Sem repasse de verbas do governo federal, Cinemateca Brasileira já perdeu sua brigada de incêndio. Trabalhadores estão há três meses sem salários

trabalhadores da cinemateca/Projeções por @fluxus_
trabalhadores da cinemateca/Projeções por @fluxus_
Cineastas e profissionais do audiovisual mobilizados em defesa da Cinemateca Brasileira

São Paulo – O funcionamento da Cinemateca Brasileira está sob risco. Funcionários sem salários há três meses pedem socorro. Mesmo o fornecimento de luz está prestes a ser cortado. Nesta semana, a instituição perdeu sua brigada de incêndio e deve perder os seguranças nos próximos dias. O local, que preserva 120 anos de história e a identidade brasileira em acervo audiovisual, não recebe verbas do governo Bolsonaro desde o fim do ano passado.

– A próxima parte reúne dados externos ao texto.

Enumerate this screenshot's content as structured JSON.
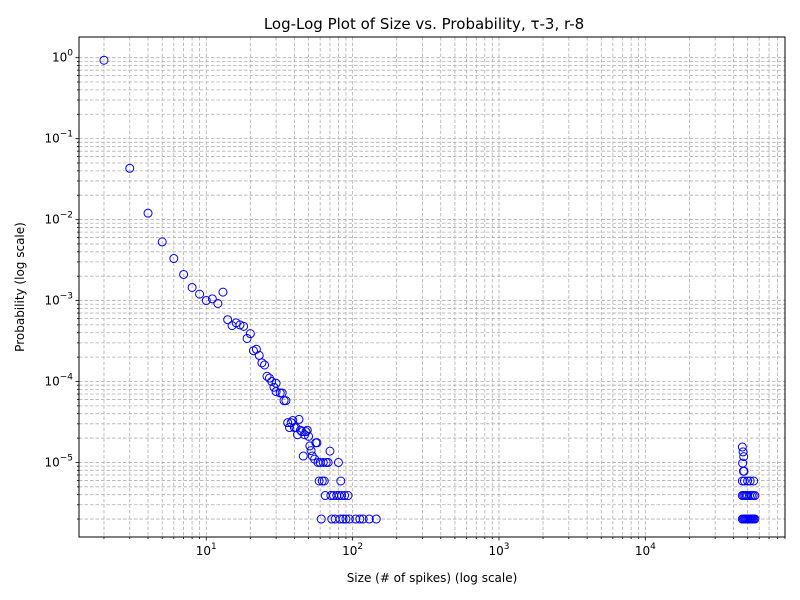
{
  "chart_data": {
    "type": "scatter",
    "title": "Log-Log Plot of Size vs. Probability, τ-3, r-8",
    "xlabel": "Size (# of spikes) (log scale)",
    "ylabel": "Probability (log scale)",
    "xscale": "log",
    "yscale": "log",
    "xlim": [
      1.35,
      90000
    ],
    "ylim": [
      1.2e-06,
      1.8
    ],
    "grid": "both, dashed, major and minor",
    "marker": "hollow circle",
    "marker_color": "#0000ff",
    "x_ticks": [
      {
        "value": 10,
        "base": "10",
        "exp": "1"
      },
      {
        "value": 100,
        "base": "10",
        "exp": "2"
      },
      {
        "value": 1000,
        "base": "10",
        "exp": "3"
      },
      {
        "value": 10000,
        "base": "10",
        "exp": "4"
      }
    ],
    "y_ticks": [
      {
        "value": 1,
        "base": "10",
        "exp": "0"
      },
      {
        "value": 0.1,
        "base": "10",
        "exp": "−1"
      },
      {
        "value": 0.01,
        "base": "10",
        "exp": "−2"
      },
      {
        "value": 0.001,
        "base": "10",
        "exp": "−3"
      },
      {
        "value": 0.0001,
        "base": "10",
        "exp": "−4"
      },
      {
        "value": 1e-05,
        "base": "10",
        "exp": "−5"
      }
    ],
    "points": [
      [
        2,
        0.93
      ],
      [
        3,
        0.043
      ],
      [
        4,
        0.012
      ],
      [
        5,
        0.0053
      ],
      [
        6,
        0.0033
      ],
      [
        7,
        0.0021
      ],
      [
        8,
        0.00145
      ],
      [
        9,
        0.0012
      ],
      [
        10,
        0.001
      ],
      [
        11,
        0.00105
      ],
      [
        12,
        0.00092
      ],
      [
        13,
        0.00127
      ],
      [
        14,
        0.00058
      ],
      [
        15,
        0.00049
      ],
      [
        16,
        0.00053
      ],
      [
        17,
        0.0005
      ],
      [
        18,
        0.00048
      ],
      [
        19,
        0.00034
      ],
      [
        20,
        0.00039
      ],
      [
        21,
        0.00024
      ],
      [
        22,
        0.00025
      ],
      [
        23,
        0.00021
      ],
      [
        24,
        0.00017
      ],
      [
        25,
        0.00016
      ],
      [
        26,
        0.000116
      ],
      [
        27,
        0.00011
      ],
      [
        28,
        0.0001
      ],
      [
        29,
        8.5e-05
      ],
      [
        30,
        9.5e-05
      ],
      [
        30,
        7.5e-05
      ],
      [
        32,
        7.2e-05
      ],
      [
        33,
        7.2e-05
      ],
      [
        34,
        5.8e-05
      ],
      [
        35,
        5.8e-05
      ],
      [
        36,
        3.1e-05
      ],
      [
        37,
        2.7e-05
      ],
      [
        38,
        3.1e-05
      ],
      [
        39,
        3.3e-05
      ],
      [
        40,
        2.7e-05
      ],
      [
        41,
        2.7e-05
      ],
      [
        42,
        2.2e-05
      ],
      [
        43,
        3.4e-05
      ],
      [
        44,
        2.5e-05
      ],
      [
        45,
        2.4e-05
      ],
      [
        46,
        1.2e-05
      ],
      [
        47,
        2.2e-05
      ],
      [
        48,
        2.4e-05
      ],
      [
        49,
        2.5e-05
      ],
      [
        50,
        2.1e-05
      ],
      [
        51,
        1.6e-05
      ],
      [
        52,
        1.4e-05
      ],
      [
        53,
        1.2e-05
      ],
      [
        55,
        1.1e-05
      ],
      [
        56,
        1.75e-05
      ],
      [
        57,
        1.75e-05
      ],
      [
        58,
        1e-05
      ],
      [
        59,
        5.9e-06
      ],
      [
        60,
        1e-05
      ],
      [
        61,
        2e-06
      ],
      [
        62,
        5.9e-06
      ],
      [
        63,
        1e-05
      ],
      [
        64,
        5.9e-06
      ],
      [
        65,
        3.9e-06
      ],
      [
        66,
        1e-05
      ],
      [
        68,
        1e-05
      ],
      [
        70,
        1.38e-05
      ],
      [
        71,
        3.9e-06
      ],
      [
        72,
        2e-06
      ],
      [
        74,
        3.9e-06
      ],
      [
        76,
        2e-06
      ],
      [
        78,
        3.9e-06
      ],
      [
        80,
        1e-05
      ],
      [
        81,
        3.9e-06
      ],
      [
        82,
        2e-06
      ],
      [
        83,
        5.9e-06
      ],
      [
        84,
        3.9e-06
      ],
      [
        86,
        2e-06
      ],
      [
        88,
        3.9e-06
      ],
      [
        90,
        2e-06
      ],
      [
        93,
        3.9e-06
      ],
      [
        95,
        2e-06
      ],
      [
        105,
        2e-06
      ],
      [
        112,
        2e-06
      ],
      [
        118,
        2e-06
      ],
      [
        130,
        2e-06
      ],
      [
        145,
        2e-06
      ],
      [
        46000,
        1.55e-05
      ],
      [
        46500,
        1.35e-05
      ],
      [
        47000,
        1.18e-05
      ],
      [
        46200,
        9.8e-06
      ],
      [
        46800,
        7.8e-06
      ],
      [
        47200,
        7.8e-06
      ],
      [
        46000,
        5.9e-06
      ],
      [
        47500,
        5.9e-06
      ],
      [
        50000,
        5.9e-06
      ],
      [
        52000,
        5.9e-06
      ],
      [
        55000,
        5.9e-06
      ],
      [
        46000,
        3.9e-06
      ],
      [
        47000,
        3.9e-06
      ],
      [
        48000,
        3.9e-06
      ],
      [
        49000,
        3.9e-06
      ],
      [
        50000,
        3.9e-06
      ],
      [
        51500,
        3.9e-06
      ],
      [
        53000,
        3.9e-06
      ],
      [
        54500,
        3.9e-06
      ],
      [
        56000,
        3.9e-06
      ],
      [
        46000,
        2e-06
      ],
      [
        46800,
        2e-06
      ],
      [
        47600,
        2e-06
      ],
      [
        48400,
        2e-06
      ],
      [
        49200,
        2e-06
      ],
      [
        50000,
        2e-06
      ],
      [
        50800,
        2e-06
      ],
      [
        51600,
        2e-06
      ],
      [
        52400,
        2e-06
      ],
      [
        53200,
        2e-06
      ],
      [
        54000,
        2e-06
      ],
      [
        55000,
        2e-06
      ],
      [
        56000,
        2e-06
      ]
    ]
  }
}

Em meio às ameaças, os trabalhadores e profissionais do cinema e do audiovisual realizaram ontem (14) um ato simbólico em frente ao local. A Cinemateca tem sede na Vila Clementino, bairro da zona sul de São Paulo. Com respeito ao isolamento social necessário em tempos de pandemia de covid-19, manifestantes fizeram um “abraço” à instituição.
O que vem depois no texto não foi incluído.